TOKYO -- There are new frictions looming just over the horizon in United States-Japan relations, based mainly on a perceived growing nationalist sentiment.

The main signal of this new mood was the appointment last month of a parliamentary panel to study the feasibility of amending Japan's American-written postwar "peace constitution."

There is no urgency to the controversial development, but it s significant in that such an overture has never been officially sanctioned before. The timetable for a report is "three to five years" but there is no mandatory action called for after its completion.

Subtle pressures by opposition political parties, more clamor for return of American bases on Okinawa and at Yokota near Tokyo, and public awareness that Japan should do more internationally, such as enhanced peacekeeping, are part of the syndrome.

Some of the issues will come to a head by the time Japan hosts the G-8 Summit of industrialized nations in July on Okinawa. The choice of location was made ostensibly to promote development of Japan's poorest province but may turn out to be the center of debates and even demonstrations over the continued presence of U.S. bases.

For the short run, the symbolism of U.S.-Japan relations might be characterized as "tea and sympathy."

"Tea" because of a series of high-level dialogs will be held here his month, marking a departure from the traffic of working-level trade and bureaucratic officials.

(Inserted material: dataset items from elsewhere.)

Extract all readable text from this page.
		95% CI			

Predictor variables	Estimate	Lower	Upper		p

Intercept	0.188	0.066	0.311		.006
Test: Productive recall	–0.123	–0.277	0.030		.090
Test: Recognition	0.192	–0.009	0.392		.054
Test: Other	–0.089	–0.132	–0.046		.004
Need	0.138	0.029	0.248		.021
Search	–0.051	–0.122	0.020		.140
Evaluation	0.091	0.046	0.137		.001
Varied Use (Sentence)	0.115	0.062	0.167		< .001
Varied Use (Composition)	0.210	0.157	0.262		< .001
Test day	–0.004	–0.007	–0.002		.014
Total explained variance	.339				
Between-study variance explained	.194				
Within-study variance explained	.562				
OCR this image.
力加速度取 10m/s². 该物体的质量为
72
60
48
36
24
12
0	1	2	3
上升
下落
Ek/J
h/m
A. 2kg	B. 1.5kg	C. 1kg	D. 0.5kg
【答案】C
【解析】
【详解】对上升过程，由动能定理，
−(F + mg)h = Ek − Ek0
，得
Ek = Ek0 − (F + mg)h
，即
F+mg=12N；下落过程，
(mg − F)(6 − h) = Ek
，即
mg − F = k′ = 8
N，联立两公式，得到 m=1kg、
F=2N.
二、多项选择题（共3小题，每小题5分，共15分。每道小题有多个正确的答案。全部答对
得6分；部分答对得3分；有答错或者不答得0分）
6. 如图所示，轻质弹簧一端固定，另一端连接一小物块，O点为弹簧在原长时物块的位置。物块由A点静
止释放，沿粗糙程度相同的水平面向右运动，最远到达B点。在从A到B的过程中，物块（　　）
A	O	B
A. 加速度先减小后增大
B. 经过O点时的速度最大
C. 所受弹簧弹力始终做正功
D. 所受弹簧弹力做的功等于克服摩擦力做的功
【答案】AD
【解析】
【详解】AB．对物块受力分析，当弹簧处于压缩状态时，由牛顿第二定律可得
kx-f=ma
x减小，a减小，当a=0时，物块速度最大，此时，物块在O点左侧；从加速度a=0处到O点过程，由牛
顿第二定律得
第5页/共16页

The U.S. government plans to send Deputy Secretary of State Strobe Talbott, Undersecretary of State Thomas Pickering, and Under Secretary of Defense Walter Slocombe to Japan in sequence.

Japanese hosts will serve plenty of tea and ambiguities and maybe even some substance.

One substantive issue is counted as "sympathy" by Japanese public opinion and officialdom.

This concerns the so-called "omoiyari yosan" or compassionate budget paid to subsidize the U.S. forces stationed in Japan.

Some US$ 2.42 billion (Yen 253.8 billion) as spent by Japan in fiscal 1998 to support U.S. military personnel, their families, and Japanese employees at the bases and the costs of building and maintaining the facilities and utility charges.

This is included in Japan's defense budget of US$47.8 billion in a category called base countermeasures (kichi taisaku keihi). Japan's defense budget is among the five largest in the world.

Recently Japan has suggested that this support should be reduced because of the deterioration in Japan's financial and economic condition in recent years.

U.S. Ambassador to Japan Thomas Foley bristles at the suggestion that host-nation support is a "sympathy" budget for U.S. troops based in the country.

"I want to get away from this notion of sympathy," Foley told an audience at the Foreign Correspondents' Club of Japan last month.

"It is not one where we should think of (host-nation) support in terms of being a budgetary item. This is a strategic contribution of great importance," he said.

Foley described the Japan-U.S. security alliance as an equal relationship, but not a symmetrical one.

"The United States agrees to defend the integrity of Japanese territory and defend against an armed attack on Japan. Japan does not make any undertaking to defend U.S. territories anywhere in the world."

One of the constitutional revisions talked about is that of Article 9--the so-callded "no war" clause--which states Japan will forego the use of force, and not maintain an army.

Japan uses semantics to evade the issue and has maintained a well-heeled and well-equipped Self-Defense Force since 1954. Current manpower level is 242,000 including 1,400 central staff personnel.

There are 46,000 American forces in Japan, mainly a 19,264 -marine contingent on Okinawa, and 13,766 air force personnel

The forces for change also are stirred by recent North Korean missile threat and the realization that U.S. defense support cannot be perpetuated. The U.S. dilemma is that it wants more Japanese military contribution in the Asia region, but does not want to be seen by Asian nations, many with painful World War II memories, as encouraging the "rearming of Japan."